By Tommy Keeler Jr.
NEW MARKET -- Jonathan Koontz learned a valuable lesson the hard way.
The Stonewall Jackson rising senior played too much golf going into his junior season, which led to a couple injuries that hampered his success.
This offseason, Koontz decided to scale things back a little and he's starting the season completely healthy.
"I just think that I pushed myself a little too hard," Koontz said of last year's offseason. "I guess it happens with all athletes when you push yourself too hard. This is definitely a grueling sport."
Koontz had a sterling sophomore season, in which he finished as the No. 2 player on the Generals and helped lead Stonewall Jackson to the regional tournament.
In the offseason he decided to play in a bunch of tournaments. He said he spent a lot of weekends over the summer in Williamsburg at tournaments and sometimes would hit hundreds of balls over the course of a week.
Then he hyper-extended his knee early in his junior season. Koontz battled through that, but then sprained his elbow at the Shenandoah County tournament last year. He wasn't able to play again until the regional tournament.
"It was definitely tough," Koontz said. "I'm used to playing every day year round, so to just have to stop cold turkey, and I basically turned into an assistant coach instead of a player -- it was definitely a different look at it."
Stonewall Jackson coach Roger Wilkins said even when Koontz was out, he was very helpful to the other players.
Koontz was able to come back and help the Generals to a second-place finish in the Group 2A state tournament.
"We had a good run at it," Koontz said. "It's obviously not what any of us wanted. I think given a little bit different circumstances maybe could have come out with a different result. But second in the state is definitely something to be proud of. It's something that we can share and we'll be able to tell our kids one day when they're sitting here about to try out for the varsity sports."

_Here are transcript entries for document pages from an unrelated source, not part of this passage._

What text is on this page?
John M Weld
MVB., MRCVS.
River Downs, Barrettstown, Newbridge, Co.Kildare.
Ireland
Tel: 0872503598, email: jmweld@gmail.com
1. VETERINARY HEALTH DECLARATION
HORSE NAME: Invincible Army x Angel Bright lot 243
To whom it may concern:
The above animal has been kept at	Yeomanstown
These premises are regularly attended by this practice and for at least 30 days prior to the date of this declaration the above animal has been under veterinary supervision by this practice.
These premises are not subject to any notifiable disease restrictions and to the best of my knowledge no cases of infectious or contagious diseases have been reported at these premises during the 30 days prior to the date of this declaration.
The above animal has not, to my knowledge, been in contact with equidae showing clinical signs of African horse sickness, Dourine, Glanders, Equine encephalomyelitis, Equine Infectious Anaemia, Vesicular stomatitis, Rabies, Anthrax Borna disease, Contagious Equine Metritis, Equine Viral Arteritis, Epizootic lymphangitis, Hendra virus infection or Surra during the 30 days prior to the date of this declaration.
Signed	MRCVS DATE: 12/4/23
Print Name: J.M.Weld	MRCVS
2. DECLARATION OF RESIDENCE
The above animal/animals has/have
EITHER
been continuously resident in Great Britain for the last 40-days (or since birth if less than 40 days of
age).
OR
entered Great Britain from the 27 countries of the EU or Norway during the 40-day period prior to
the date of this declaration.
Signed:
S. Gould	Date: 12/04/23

Koontz said he began playing golf when he was 7, and just fell in love with the sport.
He was Stonewall's team manager in eighth grade, and by his sophomore season his game started to really grow. Koontz said he also works a lot with John Rogers, a club pro at Lakeview Golf Club in Harrisonburg.
"He's a very smart kid. He knows the game very, very well. He knows the technique of the swings. So he can help the kids a lot," Wilkins said. "He's got the desire to get better. Obviously, he's put in the time and the work. He loves the game."
Andrew Good has been at the top for Stonewall Jackson the last few years, but he graduated in June and Koontz will be taking over the leadership role and as the team's top player. The Generals open their season today in a Shenandoah District mini-tournament at Gypsy Hill Park in Staunton at 8:30 a.m.
Wilkins said Koontz is a perfectionist, and if he learns to not put too much pressure on himself he could have a really strong year.
"You have to be able to take it one shot at a time, and not let one bad shot affect another," Wilkins said. "That's the hardest thing to do in golf. If Jonathan could reach that and with his personality and his thinking, I think he could really grow this year and his scores could be better then he could even imagine."
Koontz said he's excited for the season. The Generals lost a lot from last year's squad, but still have three from the top six back. Koontz, along with Ben Rosenberger and Kory Somers, will have to lead the way.
"It will definitely be a different dynamic," Koontz said. "It will put a little more pressure on the seniors and the returning guys to shoot some good scores since we don't have the same depth. I don't think it will be a weak season by any means."
Koontz said he plans on going to Virginia Tech next year and major in engineering. He said he's not worried about playing golf, school comes first, and he knows no matter what he will be playing the game of golf for a very long time.
"That's probably the most beautiful thing about this game. Like Sunday I went out and played with my dad and uncle and Ben [Rosenberger]," Koontz said. "Even though [my dad and uncle] are about 40 years older than I am, when it comes down to it you're still grinding for the same putts and trying for that center tee shot. As you age your abilities might shrink, but your knowledge grows so they kind of counteract each other. I could definitely see me playing this until I get really old, and then you get put in a nursing home and probably just watch it on TV."